Aujourd'hui marquait une journée particulièrement spéciale pour Kurenaï, puisque c'était son anniversaire. Après les événements récents, l'empereur avait pris conscience de la" pression" immense sous laquelle elle se trouvait. Pour honorer cette femme pour qui il avait un amour indéfectible , il avait décidé de célébrer l'anniversaire de Kurenaï avec une fête d'une opulence sans précédent.
Tous les seigneurs de province ainsi que les ministres s'étaient déplacés spécialement pour l'événement, apportant des cadeaux somptueux dans l'espoir de gagner ses faveurs. Bien que Kurenaï ne fût pas impératrice de titre, elle exerçait une influence considérable sur l'empereur et, par conséquent, sur tout l'Empire. Cette influence profitait grandement à sa famille, et notamment à son père, le premier ministre. On ne pouvait qu'imaginer les bouleversements que provoquerait une éventuelle accession de Kurenaï au rang d'impératrice, plaçant l'Empire entier sous le contrôle de sa famille.
Le passage des heures semblait interminable pour l'Akari, dont l'esprit était préoccupé par cette somptueuse célébration.
— Majesté ? demanda Su, l'air empreint de sollicitude.
— Oui, Su ? répondit l'Akari, la voix teintée d'indifférence.
— Ne devriez-vous pas assister au banquet ? C'est l'événement du jour, après tout, observa-t-elle avec une pointe d'insistance.
— Peut-être... Cependant, l'enthousiasme me fait défaut, confia l'Akari avec un soupir lourd de désintérêt.
— Akari, si vous négligez cette occasion, l'empereur vous fera sûrement des remontrances. Je présume que cela ne fait pas partie de vos désirs, ajouta Su avec une note de préoccupation dans la voix.

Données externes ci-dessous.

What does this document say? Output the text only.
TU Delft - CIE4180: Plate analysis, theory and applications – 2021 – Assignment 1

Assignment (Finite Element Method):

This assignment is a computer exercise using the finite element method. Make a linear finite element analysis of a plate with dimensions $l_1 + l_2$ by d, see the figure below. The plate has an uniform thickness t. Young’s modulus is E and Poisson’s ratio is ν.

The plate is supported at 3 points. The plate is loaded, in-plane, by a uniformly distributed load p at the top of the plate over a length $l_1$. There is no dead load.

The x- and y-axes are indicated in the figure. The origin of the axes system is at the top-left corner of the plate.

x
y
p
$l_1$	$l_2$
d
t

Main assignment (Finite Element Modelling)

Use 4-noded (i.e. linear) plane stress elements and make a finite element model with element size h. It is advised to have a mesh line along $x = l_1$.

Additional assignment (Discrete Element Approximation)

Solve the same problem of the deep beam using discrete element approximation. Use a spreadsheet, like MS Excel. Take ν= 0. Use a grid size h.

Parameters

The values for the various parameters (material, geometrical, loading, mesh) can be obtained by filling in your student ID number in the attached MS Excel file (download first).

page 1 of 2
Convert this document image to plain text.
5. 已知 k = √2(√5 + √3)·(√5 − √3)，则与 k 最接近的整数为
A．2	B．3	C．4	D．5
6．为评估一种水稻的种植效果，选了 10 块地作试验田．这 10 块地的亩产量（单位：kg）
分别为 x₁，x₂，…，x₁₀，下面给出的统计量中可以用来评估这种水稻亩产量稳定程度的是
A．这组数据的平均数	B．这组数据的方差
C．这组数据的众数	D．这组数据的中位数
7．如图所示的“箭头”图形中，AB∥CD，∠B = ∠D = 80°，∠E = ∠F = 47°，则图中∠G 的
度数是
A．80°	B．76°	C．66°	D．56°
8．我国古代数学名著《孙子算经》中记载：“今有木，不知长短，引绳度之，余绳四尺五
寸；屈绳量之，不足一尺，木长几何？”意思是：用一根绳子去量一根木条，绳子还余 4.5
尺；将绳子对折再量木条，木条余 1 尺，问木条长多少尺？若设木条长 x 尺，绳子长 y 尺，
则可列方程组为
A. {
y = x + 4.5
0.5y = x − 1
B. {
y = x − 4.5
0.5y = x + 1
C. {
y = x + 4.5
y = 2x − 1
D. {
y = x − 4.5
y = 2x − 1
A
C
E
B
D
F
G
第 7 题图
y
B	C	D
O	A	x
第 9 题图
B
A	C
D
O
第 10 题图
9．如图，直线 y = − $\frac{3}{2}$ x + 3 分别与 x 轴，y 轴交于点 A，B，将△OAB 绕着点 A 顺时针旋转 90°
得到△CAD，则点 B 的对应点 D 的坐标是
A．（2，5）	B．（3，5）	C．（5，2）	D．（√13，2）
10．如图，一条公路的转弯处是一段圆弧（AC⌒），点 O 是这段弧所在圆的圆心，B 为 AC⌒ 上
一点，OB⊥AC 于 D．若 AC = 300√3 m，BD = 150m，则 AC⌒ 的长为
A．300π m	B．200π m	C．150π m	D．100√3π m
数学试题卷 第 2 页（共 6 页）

— Su, pourquoi te soucies-tu ainsi ? L'Akari n'a guère d'obligations envers les maîtresses de l'empereur, répondit l'Akari en tentant de masquer son agacement.
— Certes, c'est vrai, mais vous savez comme moi que lorsqu'il s'agit de Dame Kurenaï, l'empereur perd toute objectivité, fit remarquer Su.
L'Akari soupira à nouveau, un mélange d'exaspération et de résignation se lisant sur son visage.
— Oui, je le sais. Néanmoins, je m'y rendrai plus tard. Pour l'instant, d'autres priorités m'appellent, conclut-il avec une détermination cachant une inquiétude croissante.
À tout juste quinze ans, Su possédait déjà la sagesse d'une adulte. Elle avait grandi dans un monde où les intrigues de la cour et les rivalités entre concubines étaient monnaie courante, ce qui avait façonné sa perception des relations impériales.
À cet instant précis, un garde de la reine mère impératrice frappa à la porte, le bruit des coups résonnant comme un rappel de la grandeur et de la complexité du palais impérial.
— Qui est-ce ? demanda Su avec un mélange d'impatience et de curiosité.
— Je suis l'un des gardes de Sa Majesté la reine mère impératrice. Elle vous demande expressément de vous joindre au banquet, répondit le garde avec une déférence respectueuse.
— Quoi ? Mère se rend au banquet d'anniversaire d'une concubine ? s'exclama Izumo, la surprise et l'incrédulité palpables dans sa voix.
Une telle intrusion était presque inconcevable. L'intérêt soudain de la reine mère pour l'anniversaire de Kurenaï éveillait une curiosité grandissante et amplifiait son inquiétude.
— Bien, j'arriverai dans quelques instants, répondit Izumo, son esprit déjà en proie à de nombreuses conjectures quant aux motifs de cette visite inattendue.
Le garde s'inclina avec respect puis se retire.
" Si ma mère est là-bas, il me faut également me rendre à cet événement", pensa-t-il , oscillant entre le respect dû à sa mère et un pressentiment grandissant de quelque chose de plus complexe en jeu.
— Su, aide-moi à me préparer, ordonna l'Akari d'un ton empreint d'une hâte mêlée d'appréhension.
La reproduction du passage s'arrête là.